Ericsson leads trial of ‘first content’ media delivery without tariff penalties
Mon 27 Feb 2017

International telco Ericsson is launching a new collaboration with major Australian telco Telstra and the Fox Innovation Lab to deliver prime entertainment releases direct to consumer devices without the traditional bandwidth penalty of streaming high-rate data over capped mobile plans.
According to the announcement, prefiguring further news at Mobile World Congress 2017, the latest entertainment titles will be made available to participating consumers at the highest quality, and with the sanction of participating studios. An agreement seems to have been struck with Telstra to discount the bandwidth used by the titles for the purpose of the scheme – an innovation which may interest net neutrality advocates in the United States and elsewhere.
An initial month-long pilot of the scheme rolls out to pre-selected subscribers today.
Ericsson’s senior VP Per Borgklint commented on the experiment:
“This live pilot is an example of how Ericsson is partnering with industry leaders across both the content and telco worlds to deliver innovative solutions that will transform viewing experiences and create new business models and monetization opportunities that help our customers to be competitive and lead the pack as digital pioneers. This pilot is the first service offering of its kind and an important industry milestone.”
Despite the increasing uptake of digital delivery platforms to theatrical issue and the diminution of the physical rental market in favour of streaming, the release cycle of films still largely follows a legacy pattern where non-cinema availability trails major release by 1-3 months (and approximately three years, usually, in the case of network and streaming providers).
It’s not entirely clear from the initial details whether or not the Ericsson/Telstra/Fox deal will actually offer consumers the chance to watch content which is currently on theatrical release, in the same way that the well-heeled subscribers to Prima are able to do – or whether the point of availability will be within the three-month window of post-theatrical monetisation.
According to Ericsson ‘The movies are pre-positioned on the consumer’s device and are available immediately for purchase or rent and play in full 1080p HD and high quality audio without interruption, both online and offline, and irrespective of network connectivity.’
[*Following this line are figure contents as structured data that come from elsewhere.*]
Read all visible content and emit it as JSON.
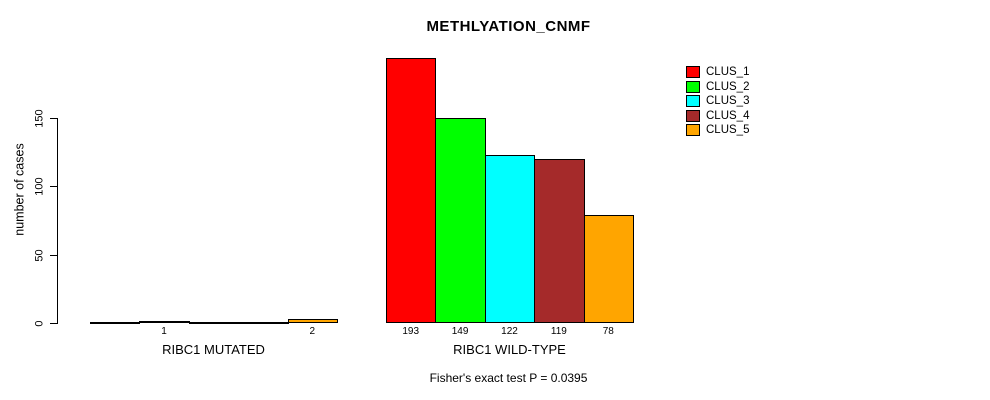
{
  "chart_data": {
    "type": "bar",
    "title": "METHLYATION_CNMF",
    "ylabel": "number of cases",
    "xlabel": "",
    "yticks": [
      "0",
      "50",
      "100",
      "150"
    ],
    "ytick_values": [
      0,
      50,
      100,
      150
    ],
    "ylim": [
      0,
      200
    ],
    "grid": false,
    "legend_position": "right",
    "bar_border_color": "#000000",
    "clusters": [
      "CLUS_1",
      "CLUS_2",
      "CLUS_3",
      "CLUS_4",
      "CLUS_5"
    ],
    "colors": [
      "#FF0000",
      "#00FF00",
      "#00FFFF",
      "#A52A2A",
      "#FFA500"
    ],
    "groups": [
      {
        "label": "RIBC1 MUTATED",
        "values": [
          0,
          1,
          0,
          0,
          2
        ],
        "bar_labels": [
          "",
          "1",
          "",
          "",
          "2"
        ]
      },
      {
        "label": "RIBC1 WILD-TYPE",
        "values": [
          193,
          149,
          122,
          119,
          78
        ],
        "bar_labels": [
          "193",
          "149",
          "122",
          "119",
          "78"
        ]
      }
    ],
    "annotation": "Fisher's exact test P = 0.0395"
  }
}
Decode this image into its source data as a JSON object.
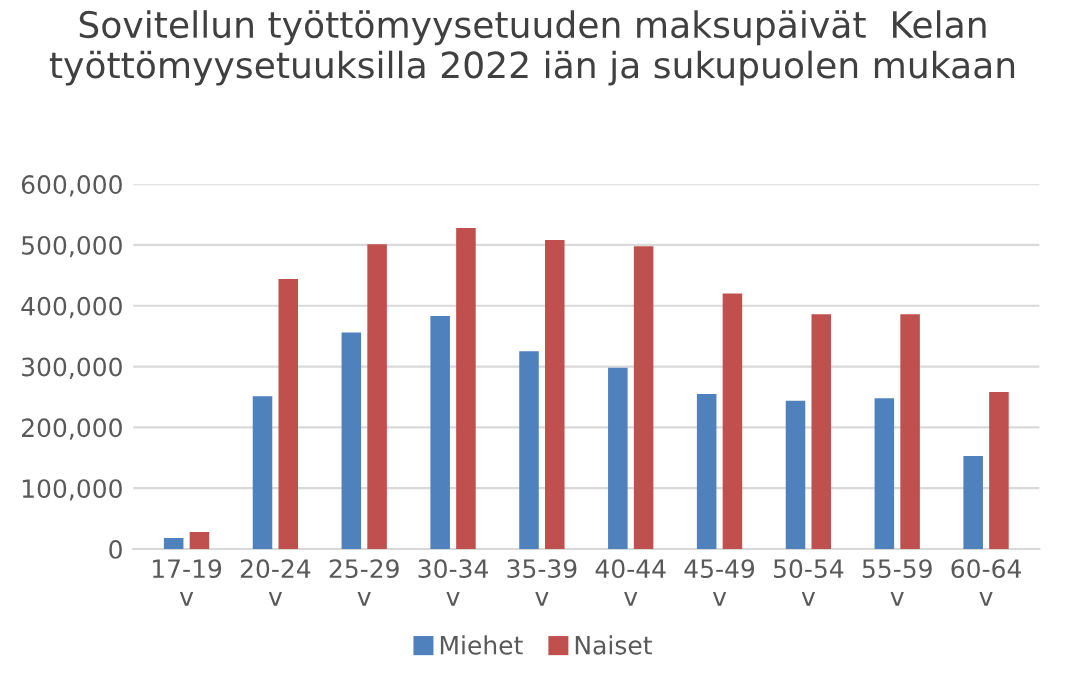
{
  "chart_data": {
    "type": "bar",
    "title": "Sovitellun työttömyysetuuden maksupäivät  Kelan työttömyysetuuksilla 2022 iän ja sukupuolen mukaan",
    "categories": [
      "17-19 v",
      "20-24 v",
      "25-29 v",
      "30-34 v",
      "35-39 v",
      "40-44 v",
      "45-49 v",
      "50-54 v",
      "55-59 v",
      "60-64 v"
    ],
    "series": [
      {
        "name": "Miehet",
        "color": "#4f81bd",
        "values": [
          18000,
          251000,
          356000,
          383000,
          325000,
          298000,
          255000,
          244000,
          248000,
          153000
        ]
      },
      {
        "name": "Naiset",
        "color": "#c0504d",
        "values": [
          28000,
          444000,
          501000,
          528000,
          508000,
          498000,
          420000,
          386000,
          386000,
          258000
        ]
      }
    ],
    "ylim": [
      0,
      600000
    ],
    "yticks": [
      {
        "value": 0,
        "label": "0"
      },
      {
        "value": 100000,
        "label": "100,000"
      },
      {
        "value": 200000,
        "label": "200,000"
      },
      {
        "value": 300000,
        "label": "300,000"
      },
      {
        "value": 400000,
        "label": "400,000"
      },
      {
        "value": 500000,
        "label": "500,000"
      },
      {
        "value": 600000,
        "label": "600,000"
      }
    ],
    "grid": "y",
    "legend": "bottom"
  }
}
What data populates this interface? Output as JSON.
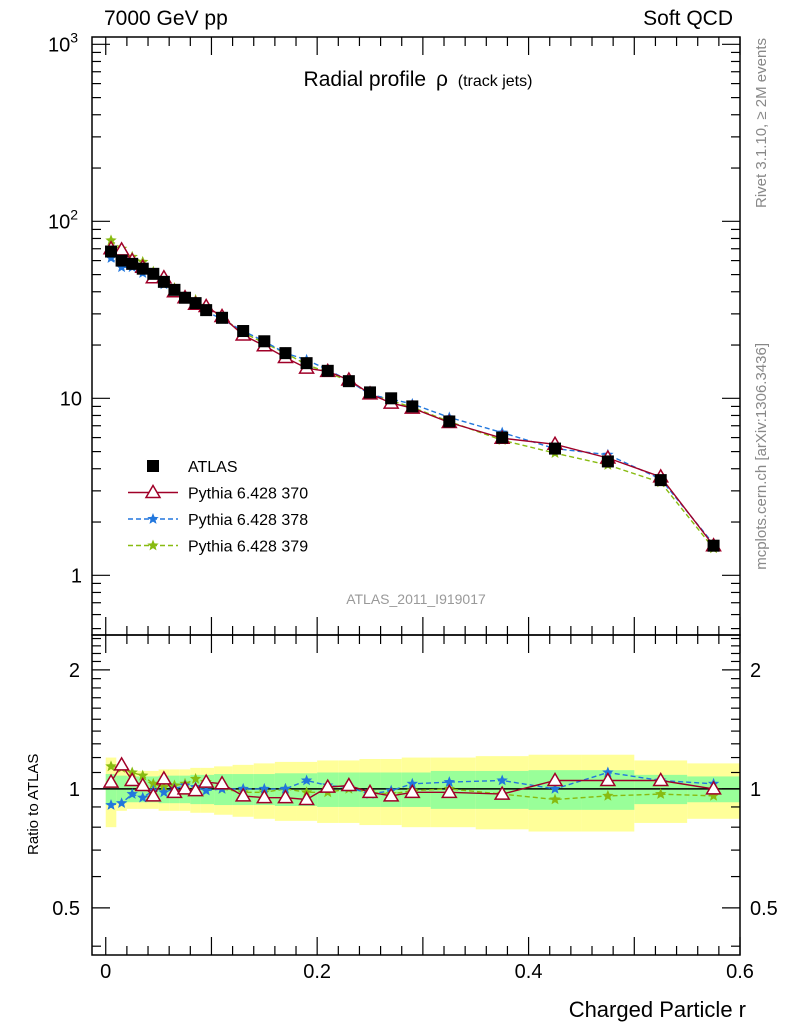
{
  "header": {
    "left_label": "7000 GeV pp",
    "right_label": "Soft QCD"
  },
  "side_labels": {
    "rivet": "Rivet 3.1.10, ≥ 2M events",
    "mcplots": "mcplots.cern.ch [arXiv:1306.3436]"
  },
  "watermark": "ATLAS_2011_I919017",
  "colors": {
    "atlas": "#000000",
    "p370": "#a00028",
    "p378": "#2277dd",
    "p379": "#88bb11",
    "band_yellow": "#ffff99",
    "band_green": "#99ff99"
  },
  "chart_data": [
    {
      "type": "line",
      "title_main": "Radial profile",
      "title_symbol": "ρ",
      "title_sub": "(track jets)",
      "xlim": [
        -0.013,
        0.6
      ],
      "ylim": [
        0.46,
        1100
      ],
      "y_scale": "log",
      "y_tick_labels": [
        "1",
        "10",
        "10",
        "10"
      ],
      "y_tick_superscripts": [
        "",
        "",
        "2",
        "3"
      ],
      "x": [
        0.005,
        0.015,
        0.025,
        0.035,
        0.045,
        0.055,
        0.065,
        0.075,
        0.085,
        0.095,
        0.11,
        0.13,
        0.15,
        0.17,
        0.19,
        0.21,
        0.23,
        0.25,
        0.27,
        0.29,
        0.325,
        0.375,
        0.425,
        0.475,
        0.525,
        0.575
      ],
      "legend_position": "left-middle",
      "series": [
        {
          "name": "ATLAS",
          "marker": "square",
          "values": [
            67.5,
            60,
            57.5,
            54,
            50.5,
            45.5,
            41,
            37,
            34.5,
            31.5,
            28.5,
            24,
            21,
            18,
            15.8,
            14.3,
            12.5,
            10.8,
            10,
            9,
            7.4,
            6,
            5.2,
            4.4,
            3.45,
            1.47
          ]
        },
        {
          "name": "Pythia 6.428 370",
          "marker": "open-triangle",
          "values": [
            70,
            69,
            60,
            55,
            48,
            48,
            40,
            37,
            34,
            33,
            29,
            22.8,
            19.8,
            17,
            14.8,
            14.2,
            12.7,
            10.6,
            9.4,
            8.8,
            7.3,
            5.95,
            5.5,
            4.6,
            3.6,
            1.47
          ]
        },
        {
          "name": "Pythia 6.428 378",
          "marker": "star",
          "values": [
            62,
            55,
            55,
            51,
            50,
            44,
            41,
            38,
            35,
            31,
            28,
            24,
            21,
            18,
            16.5,
            14.5,
            12.6,
            10.5,
            9.9,
            9.3,
            7.8,
            6.4,
            5.2,
            4.8,
            3.5,
            1.5
          ]
        },
        {
          "name": "Pythia 6.428 379",
          "marker": "star",
          "values": [
            78,
            70,
            63,
            59,
            52,
            46,
            42,
            38,
            36,
            33,
            28.5,
            23.5,
            20.5,
            18,
            15.5,
            14,
            12.5,
            10.6,
            9.7,
            8.9,
            7.4,
            5.8,
            4.9,
            4.2,
            3.35,
            1.42
          ]
        }
      ]
    },
    {
      "type": "line",
      "ylabel": "Ratio to ATLAS",
      "xlabel": "Charged Particle r",
      "xlim": [
        -0.013,
        0.6
      ],
      "ylim": [
        0.38,
        2.45
      ],
      "y_scale": "log",
      "y_tick_labels": [
        "0.5",
        "1",
        "2"
      ],
      "x_tick_labels": [
        "0",
        "0.2",
        "0.4",
        "0.6"
      ],
      "x": [
        0.005,
        0.015,
        0.025,
        0.035,
        0.045,
        0.055,
        0.065,
        0.075,
        0.085,
        0.095,
        0.11,
        0.13,
        0.15,
        0.17,
        0.19,
        0.21,
        0.23,
        0.25,
        0.27,
        0.29,
        0.325,
        0.375,
        0.425,
        0.475,
        0.525,
        0.575
      ],
      "band_inner_halfwidth": [
        0.09,
        0.08,
        0.075,
        0.075,
        0.075,
        0.08,
        0.08,
        0.08,
        0.085,
        0.085,
        0.09,
        0.09,
        0.09,
        0.095,
        0.095,
        0.1,
        0.1,
        0.1,
        0.1,
        0.1,
        0.11,
        0.11,
        0.115,
        0.115,
        0.085,
        0.075
      ],
      "band_outer_halfwidth": [
        0.2,
        0.12,
        0.11,
        0.11,
        0.11,
        0.12,
        0.12,
        0.12,
        0.13,
        0.13,
        0.14,
        0.15,
        0.16,
        0.17,
        0.17,
        0.18,
        0.18,
        0.19,
        0.19,
        0.2,
        0.2,
        0.21,
        0.22,
        0.22,
        0.18,
        0.16
      ],
      "series": [
        {
          "name": "Pythia 6.428 370",
          "values": [
            1.04,
            1.15,
            1.05,
            1.02,
            0.96,
            1.06,
            0.98,
            1.0,
            0.99,
            1.04,
            1.03,
            0.96,
            0.95,
            0.95,
            0.94,
            1.01,
            1.02,
            0.98,
            0.96,
            0.98,
            0.98,
            0.97,
            1.05,
            1.05,
            1.05,
            1.0
          ]
        },
        {
          "name": "Pythia 6.428 378",
          "values": [
            0.91,
            0.92,
            0.97,
            0.95,
            0.99,
            0.98,
            1.0,
            1.02,
            1.01,
            0.99,
            1.0,
            1.0,
            1.0,
            1.0,
            1.05,
            1.02,
            1.01,
            0.97,
            0.99,
            1.03,
            1.04,
            1.05,
            1.0,
            1.1,
            1.05,
            1.03
          ]
        },
        {
          "name": "Pythia 6.428 379",
          "values": [
            1.14,
            1.13,
            1.1,
            1.08,
            1.03,
            1.01,
            1.02,
            1.03,
            1.06,
            1.04,
            1.0,
            0.98,
            0.98,
            1.0,
            0.98,
            0.98,
            1.0,
            0.98,
            0.97,
            0.99,
            1.0,
            0.97,
            0.94,
            0.96,
            0.97,
            0.96
          ]
        }
      ]
    }
  ]
}
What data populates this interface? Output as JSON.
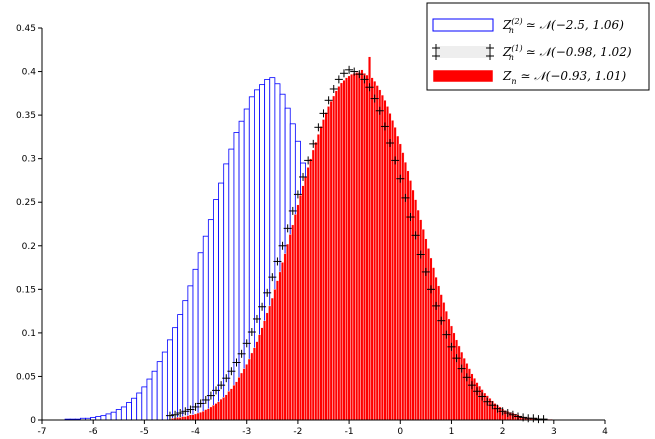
{
  "chart_data": {
    "type": "bar",
    "title": "",
    "xlabel": "",
    "ylabel": "",
    "xlim": [
      -7,
      4
    ],
    "ylim": [
      0,
      0.45
    ],
    "grid": false,
    "legend_position": "top-right",
    "x_ticks": [
      {
        "value": -7,
        "label": "-7"
      },
      {
        "value": -6,
        "label": "-6"
      },
      {
        "value": -5,
        "label": "-5"
      },
      {
        "value": -4,
        "label": "-4"
      },
      {
        "value": -3,
        "label": "-3"
      },
      {
        "value": -2,
        "label": "-2"
      },
      {
        "value": -1,
        "label": "-1"
      },
      {
        "value": 0,
        "label": "0"
      },
      {
        "value": 1,
        "label": "1"
      },
      {
        "value": 2,
        "label": "2"
      },
      {
        "value": 3,
        "label": "3"
      },
      {
        "value": 4,
        "label": "4"
      }
    ],
    "y_ticks": [
      {
        "value": 0,
        "label": "0"
      },
      {
        "value": 0.05,
        "label": "0.05"
      },
      {
        "value": 0.1,
        "label": "0.1"
      },
      {
        "value": 0.15,
        "label": "0.15"
      },
      {
        "value": 0.2,
        "label": "0.2"
      },
      {
        "value": 0.25,
        "label": "0.25"
      },
      {
        "value": 0.3,
        "label": "0.3"
      },
      {
        "value": 0.35,
        "label": "0.35"
      },
      {
        "value": 0.4,
        "label": "0.4"
      },
      {
        "value": 0.45,
        "label": "0.45"
      }
    ],
    "series": [
      {
        "name": "Z_n^(2) ≃ N(−2.5, 1.06)",
        "style": "histogram-outline",
        "color": "#0000ff",
        "bin_width": 0.1,
        "bin_centers": [
          -7.0,
          -6.9,
          -6.8,
          -6.7,
          -6.6,
          -6.5,
          -6.4,
          -6.3,
          -6.2,
          -6.1,
          -6.0,
          -5.9,
          -5.8,
          -5.7,
          -5.6,
          -5.5,
          -5.4,
          -5.3,
          -5.2,
          -5.1,
          -5.0,
          -4.9,
          -4.8,
          -4.7,
          -4.6,
          -4.5,
          -4.4,
          -4.3,
          -4.2,
          -4.1,
          -4.0,
          -3.9,
          -3.8,
          -3.7,
          -3.6,
          -3.5,
          -3.4,
          -3.3,
          -3.2,
          -3.1,
          -3.0,
          -2.9,
          -2.8,
          -2.7,
          -2.6,
          -2.5,
          -2.4,
          -2.3,
          -2.2,
          -2.1,
          -2.0,
          -1.9,
          -1.8,
          -1.7,
          -1.6,
          -1.5,
          -1.4,
          -1.3,
          -1.2,
          -1.1,
          -1.0,
          -0.9,
          -0.8,
          -0.7,
          -0.6,
          -0.5,
          -0.4,
          -0.3,
          -0.2,
          -0.1,
          0.0,
          0.1,
          0.2,
          0.3,
          0.4,
          0.5,
          0.6,
          0.7,
          0.8,
          0.9,
          1.0,
          1.1,
          1.2,
          1.3,
          1.4,
          1.5,
          1.6,
          1.7,
          1.8,
          1.9,
          2.0
        ],
        "values": [
          0.0,
          0.0,
          0.0,
          0.0,
          0.0,
          0.001,
          0.001,
          0.001,
          0.002,
          0.002,
          0.003,
          0.004,
          0.005,
          0.007,
          0.009,
          0.012,
          0.015,
          0.02,
          0.025,
          0.031,
          0.038,
          0.047,
          0.056,
          0.067,
          0.078,
          0.092,
          0.106,
          0.121,
          0.137,
          0.154,
          0.173,
          0.192,
          0.211,
          0.23,
          0.253,
          0.272,
          0.294,
          0.311,
          0.33,
          0.343,
          0.357,
          0.371,
          0.379,
          0.385,
          0.391,
          0.393,
          0.386,
          0.374,
          0.358,
          0.34,
          0.32,
          0.295,
          0.273,
          0.248,
          0.222,
          0.197,
          0.174,
          0.15,
          0.13,
          0.111,
          0.093,
          0.077,
          0.063,
          0.051,
          0.041,
          0.031,
          0.024,
          0.018,
          0.013,
          0.01,
          0.007,
          0.005,
          0.004,
          0.003,
          0.002,
          0.001,
          0.001,
          0.001,
          0.0,
          0.0,
          0.0,
          0.0,
          0.0,
          0.0,
          0.0,
          0.0,
          0.0,
          0.0,
          0.0,
          0.0,
          0.0
        ]
      },
      {
        "name": "Z_n^(1) ≃ N(−0.98, 1.02)",
        "style": "crosses",
        "color": "#000000",
        "bin_width": 0.1,
        "bin_centers": [
          -4.5,
          -4.4,
          -4.3,
          -4.2,
          -4.1,
          -4.0,
          -3.9,
          -3.8,
          -3.7,
          -3.6,
          -3.5,
          -3.4,
          -3.3,
          -3.2,
          -3.1,
          -3.0,
          -2.9,
          -2.8,
          -2.7,
          -2.6,
          -2.5,
          -2.4,
          -2.3,
          -2.2,
          -2.1,
          -2.0,
          -1.9,
          -1.8,
          -1.7,
          -1.6,
          -1.5,
          -1.4,
          -1.3,
          -1.2,
          -1.1,
          -1.0,
          -0.9,
          -0.8,
          -0.7,
          -0.6,
          -0.5,
          -0.4,
          -0.3,
          -0.2,
          -0.1,
          0.0,
          0.1,
          0.2,
          0.3,
          0.4,
          0.5,
          0.6,
          0.7,
          0.8,
          0.9,
          1.0,
          1.1,
          1.2,
          1.3,
          1.4,
          1.5,
          1.6,
          1.7,
          1.8,
          1.9,
          2.0,
          2.1,
          2.2,
          2.3,
          2.4,
          2.5,
          2.6,
          2.7,
          2.8
        ],
        "values": [
          0.005,
          0.006,
          0.008,
          0.01,
          0.012,
          0.015,
          0.019,
          0.023,
          0.028,
          0.034,
          0.04,
          0.048,
          0.056,
          0.066,
          0.076,
          0.088,
          0.101,
          0.116,
          0.13,
          0.146,
          0.164,
          0.182,
          0.2,
          0.22,
          0.24,
          0.259,
          0.279,
          0.298,
          0.317,
          0.336,
          0.352,
          0.367,
          0.38,
          0.391,
          0.398,
          0.402,
          0.4,
          0.397,
          0.391,
          0.382,
          0.369,
          0.355,
          0.337,
          0.318,
          0.298,
          0.277,
          0.255,
          0.233,
          0.212,
          0.19,
          0.17,
          0.15,
          0.131,
          0.114,
          0.098,
          0.084,
          0.071,
          0.059,
          0.049,
          0.04,
          0.033,
          0.027,
          0.021,
          0.017,
          0.013,
          0.01,
          0.008,
          0.006,
          0.004,
          0.003,
          0.002,
          0.002,
          0.001,
          0.001
        ]
      },
      {
        "name": "Z_n ≃ N(−0.93, 1.01)",
        "style": "histogram-filled",
        "color": "#ff0000",
        "bin_width": 0.05,
        "bin_centers": [
          -4.5,
          -4.45,
          -4.4,
          -4.35,
          -4.3,
          -4.25,
          -4.2,
          -4.15,
          -4.1,
          -4.05,
          -4.0,
          -3.95,
          -3.9,
          -3.85,
          -3.8,
          -3.75,
          -3.7,
          -3.65,
          -3.6,
          -3.55,
          -3.5,
          -3.45,
          -3.4,
          -3.35,
          -3.3,
          -3.25,
          -3.2,
          -3.15,
          -3.1,
          -3.05,
          -3.0,
          -2.95,
          -2.9,
          -2.85,
          -2.8,
          -2.75,
          -2.7,
          -2.65,
          -2.6,
          -2.55,
          -2.5,
          -2.45,
          -2.4,
          -2.35,
          -2.3,
          -2.25,
          -2.2,
          -2.15,
          -2.1,
          -2.05,
          -2.0,
          -1.95,
          -1.9,
          -1.85,
          -1.8,
          -1.75,
          -1.7,
          -1.65,
          -1.6,
          -1.55,
          -1.5,
          -1.45,
          -1.4,
          -1.35,
          -1.3,
          -1.25,
          -1.2,
          -1.15,
          -1.1,
          -1.05,
          -1.0,
          -0.95,
          -0.9,
          -0.85,
          -0.8,
          -0.75,
          -0.7,
          -0.65,
          -0.6,
          -0.55,
          -0.5,
          -0.45,
          -0.4,
          -0.35,
          -0.3,
          -0.25,
          -0.2,
          -0.15,
          -0.1,
          -0.05,
          0.0,
          0.05,
          0.1,
          0.15,
          0.2,
          0.25,
          0.3,
          0.35,
          0.4,
          0.45,
          0.5,
          0.55,
          0.6,
          0.65,
          0.7,
          0.75,
          0.8,
          0.85,
          0.9,
          0.95,
          1.0,
          1.05,
          1.1,
          1.15,
          1.2,
          1.25,
          1.3,
          1.35,
          1.4,
          1.45,
          1.5,
          1.55,
          1.6,
          1.65,
          1.7,
          1.75,
          1.8,
          1.85,
          1.9,
          1.95,
          2.0,
          2.05,
          2.1,
          2.15,
          2.2,
          2.25,
          2.3,
          2.35,
          2.4,
          2.45,
          2.5,
          2.55,
          2.6,
          2.65,
          2.7,
          2.75,
          2.8,
          2.85,
          2.9,
          2.95,
          3.0
        ],
        "values": [
          0.001,
          0.002,
          0.002,
          0.003,
          0.003,
          0.004,
          0.004,
          0.005,
          0.006,
          0.006,
          0.007,
          0.008,
          0.009,
          0.01,
          0.012,
          0.013,
          0.015,
          0.017,
          0.019,
          0.021,
          0.024,
          0.026,
          0.029,
          0.033,
          0.036,
          0.04,
          0.044,
          0.049,
          0.054,
          0.059,
          0.064,
          0.07,
          0.077,
          0.083,
          0.09,
          0.098,
          0.106,
          0.114,
          0.123,
          0.131,
          0.14,
          0.15,
          0.16,
          0.17,
          0.181,
          0.191,
          0.202,
          0.213,
          0.224,
          0.236,
          0.247,
          0.258,
          0.269,
          0.279,
          0.29,
          0.3,
          0.31,
          0.319,
          0.328,
          0.337,
          0.345,
          0.353,
          0.36,
          0.366,
          0.372,
          0.378,
          0.383,
          0.387,
          0.39,
          0.393,
          0.395,
          0.397,
          0.398,
          0.399,
          0.399,
          0.402,
          0.398,
          0.396,
          0.417,
          0.393,
          0.389,
          0.384,
          0.379,
          0.373,
          0.367,
          0.36,
          0.352,
          0.344,
          0.336,
          0.326,
          0.317,
          0.307,
          0.296,
          0.286,
          0.275,
          0.264,
          0.253,
          0.241,
          0.23,
          0.219,
          0.208,
          0.197,
          0.186,
          0.175,
          0.164,
          0.154,
          0.144,
          0.135,
          0.125,
          0.116,
          0.108,
          0.1,
          0.092,
          0.085,
          0.078,
          0.071,
          0.065,
          0.059,
          0.053,
          0.048,
          0.043,
          0.039,
          0.035,
          0.031,
          0.028,
          0.025,
          0.022,
          0.019,
          0.017,
          0.015,
          0.013,
          0.011,
          0.01,
          0.009,
          0.008,
          0.007,
          0.006,
          0.005,
          0.004,
          0.003,
          0.003,
          0.002,
          0.002,
          0.002,
          0.001,
          0.001,
          0.001,
          0.001,
          0.001,
          0.001,
          0.0,
          0.0,
          0.0
        ]
      }
    ],
    "legend": [
      {
        "var": "Z",
        "sub": "n",
        "sup": "(2)",
        "rest": " ≃ 𝒩(−2.5, 1.06)",
        "swatch": "blue-outline"
      },
      {
        "var": "Z",
        "sub": "n",
        "sup": "(1)",
        "rest": " ≃ 𝒩(−0.98, 1.02)",
        "swatch": "crosses"
      },
      {
        "var": "Z",
        "sub": "n",
        "sup": "",
        "rest": " ≃ 𝒩(−0.93, 1.01)",
        "swatch": "red-filled"
      }
    ]
  }
}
Netflix is also beginning to roll out offline movie services across its global base – a move which primarily applies to mobile devices because of the very closed ecosystems of iOs and (to a lesser extent) Android. No major streaming provider has yet shown the will to provide offline viewing capabilities to desktop devices, with the exception of the BBC’s iPlayer service, which allows time-limited downloads.
The increasing availability of DRM-controlled services such as that announced by Ericsson lends further weight to the contention that more ‘controllable’ devices, such as laptops and full-fledged PCs – may increasingly become second-class citizens in terms of legitimate audio-visual capability; unless the operating systems in question close the consumer off from back-end access in the way that smartphones and tablets currently do (with the exception of jailbroken devices, which usually prevent DRM systems from functioning correctly).